Public Health England (PHE) have released its review of the evidence on actions to address alcohol harms.
The evidence review covers seven key areas:
- Taxation and price regulation
- Regulating marketing
- Regulating availability
- Providing information and education
- Managing the drinking environment
- Reducing drink-driving
- Brief interventions and treatment
PHE highlighted the work was subject to an extensive three-stage peer-review involving UK and international academics, and aims to equip policy makers to consider initiatives which will best prevent or reduce alcohol harm. The review also includes updated analysis of drinking trends and their economic effects.
Evidence-based policy - a hard fought battle?

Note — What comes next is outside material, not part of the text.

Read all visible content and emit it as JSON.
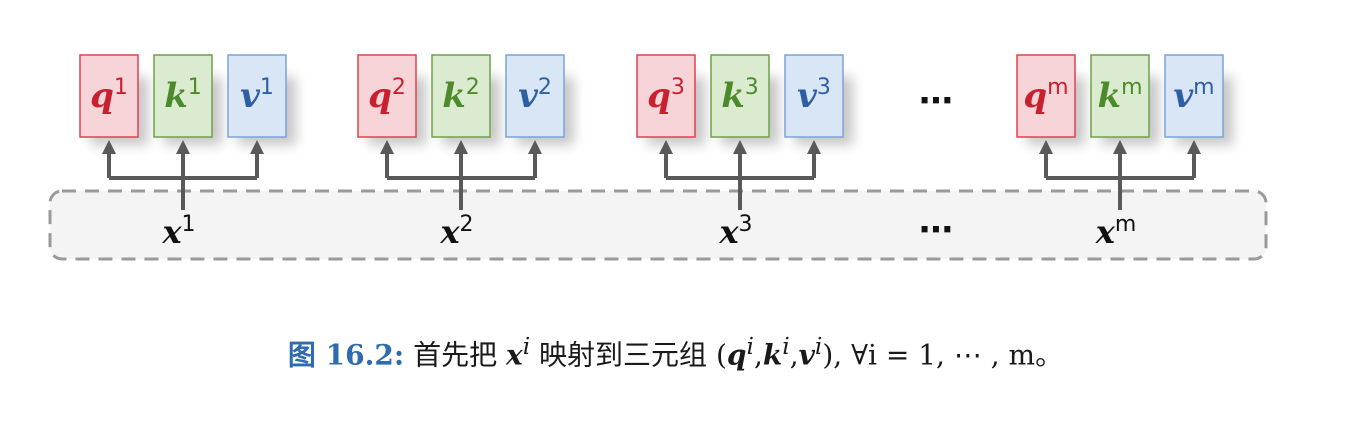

PHE committed to producing the evidence review in 2014 when it announced alcohol harms as one of its key priorities. As such, PHE will have had to negotiate its position in relation to delivering and influencing national alcohol policy within a complex and changing context. Asides from delivering resources and support to local areas, PHE stated early support for Minimum Unit Pricing (MUP) as a key public health policy.
Of course little has yet been said over how or to what extent the evidence review will be considered by Government officials, though media including the Daily Mail reported a Number 10 spokesperson said the issue of MUP was 'under review while we await the outcome of the court case in Scotland.'
Generally the findings and policy implications of the review are consistent with those previously articulated by researchers or public health documents such as the 'Health First' alcohol strategy proposed by a coalition of health bodies in 2013. Many such organisations signed a letter to the Chancellor calling for pricing action as advised in the report. Twitter inevitably provoked coverage and debate, including some questions over how changes in consumption were reported and other criticisms from regular opponents of public health arguments.
Important implications for Government policy will also lie within other conclusions from the report. The review states there is no clear evidence that voluntary industry-led partnerships (including the recent ‘Responsibility Deal’) are effective in reducing alcohol harms. Although there has been no commitment to renewing the Responsibility Deal, perhaps owing to the level of controversy and criticism it faced, voluntary approaches are still likely to remain favourable to legislation. Indeed the recent 'Local Alcohol Action Areas' (LAAAs) detailed a significant focus on partnerships with trade and industry, as did the alcohol section of the Crime Prevention Strategy released earlier this year.
Many other areas may also present policy makers with dilemmas, whether it be a drink drive limit facing renewed calls to be brought in line with Europe, or the evidence supporting the invest to save nature or brief intervention and treatment at a time of local public health cuts. As Alcohol Research UK's summary of the key areas and issues states, whilst 'alcohol policy needs to balance a range of interests', the evidence review 'confirms that there are policy levers available to Government that can have a measurable impact on alcohol harm reduction'.
Last year England was ranked lowest out of the four UK nations in a report assessing the extent of evidence based policy making. PHE may hope its evidence review instigates sufficient change in Government policy to alter its ranking.